Central to this debate on the tenor of Luther’s legacy is whether or not Luther’s anti-Semitism is anachronistically compared to Nazi or even modern anti-Semitism.
...
Luther’s erroneous arguments against the Jewish people are therefore considered to be mostly theologically-based rather than racially-based—though not necessarily always theologically sound. However, at a certain point in his later years the distinction between the two became more indistinguishable (Probst)

REFERENCES Probst, Christopher. “Martin Luther and ‘The Jews’: A Reappraisal.” The Theologian: The Internet Journal for Integrated Theology. The Theologian, n.d. Web. 04 Feb. 2015.

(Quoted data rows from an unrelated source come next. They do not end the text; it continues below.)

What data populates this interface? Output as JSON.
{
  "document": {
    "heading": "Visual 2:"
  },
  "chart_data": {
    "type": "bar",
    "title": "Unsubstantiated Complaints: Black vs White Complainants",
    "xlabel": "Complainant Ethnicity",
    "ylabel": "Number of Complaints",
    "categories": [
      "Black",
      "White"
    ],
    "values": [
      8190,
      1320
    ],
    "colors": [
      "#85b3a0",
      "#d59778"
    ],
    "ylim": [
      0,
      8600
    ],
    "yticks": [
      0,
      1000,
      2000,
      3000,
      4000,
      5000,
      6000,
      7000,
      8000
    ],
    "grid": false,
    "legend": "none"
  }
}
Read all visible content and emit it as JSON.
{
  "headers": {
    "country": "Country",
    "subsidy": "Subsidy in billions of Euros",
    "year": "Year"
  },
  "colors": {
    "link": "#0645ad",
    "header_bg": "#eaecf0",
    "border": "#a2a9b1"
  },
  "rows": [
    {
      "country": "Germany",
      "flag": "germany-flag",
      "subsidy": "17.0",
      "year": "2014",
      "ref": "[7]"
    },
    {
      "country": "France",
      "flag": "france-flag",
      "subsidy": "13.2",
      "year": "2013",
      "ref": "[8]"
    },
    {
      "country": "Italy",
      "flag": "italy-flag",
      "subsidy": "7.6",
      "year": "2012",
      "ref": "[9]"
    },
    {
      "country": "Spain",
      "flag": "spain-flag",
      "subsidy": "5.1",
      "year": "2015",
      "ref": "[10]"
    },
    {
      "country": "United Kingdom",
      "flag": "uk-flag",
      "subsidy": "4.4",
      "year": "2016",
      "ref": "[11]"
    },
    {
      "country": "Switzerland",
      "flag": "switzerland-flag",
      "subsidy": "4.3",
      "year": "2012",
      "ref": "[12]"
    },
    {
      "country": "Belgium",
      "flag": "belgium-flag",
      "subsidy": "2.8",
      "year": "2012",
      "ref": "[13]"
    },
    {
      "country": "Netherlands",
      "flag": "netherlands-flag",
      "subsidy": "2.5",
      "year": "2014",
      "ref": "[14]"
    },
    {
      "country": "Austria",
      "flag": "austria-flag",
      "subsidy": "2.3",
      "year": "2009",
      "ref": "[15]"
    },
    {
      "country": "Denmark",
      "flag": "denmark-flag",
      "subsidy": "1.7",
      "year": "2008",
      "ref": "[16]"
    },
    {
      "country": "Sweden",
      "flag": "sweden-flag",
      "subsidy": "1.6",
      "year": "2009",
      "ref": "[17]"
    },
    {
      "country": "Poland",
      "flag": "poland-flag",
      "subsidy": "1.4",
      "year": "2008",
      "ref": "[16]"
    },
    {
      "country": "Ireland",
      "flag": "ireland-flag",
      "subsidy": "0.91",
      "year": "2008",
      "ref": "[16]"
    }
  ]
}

"To depict his vitriol as “theological” anti-Judaism is reductionistic and does not suit all of the evidence."
Probst, Christopher. “Martin Luther and ‘The Jews’: A Reappraisal.” http://www.theologian.org.uk/churchhistory/lutherandthejews.html

Interesting sidenote:
On November 16, 1998, the Church Council of the Evangelical Lutheran Church in America adopted a resolution which was prepared by its Consultative Panel on Lutheran-Jewish Relations. The resolution urged that any Lutheran church which was presenting a Passion play should adhere to its Guidelines for Lutheran-Jewish Relations, stating that "the New Testament ... must not be used as a justification for hostility towards present-day Jews", and it also stated that "blame for the death of Jesus should not be attributed to Judaism or the Jewish people."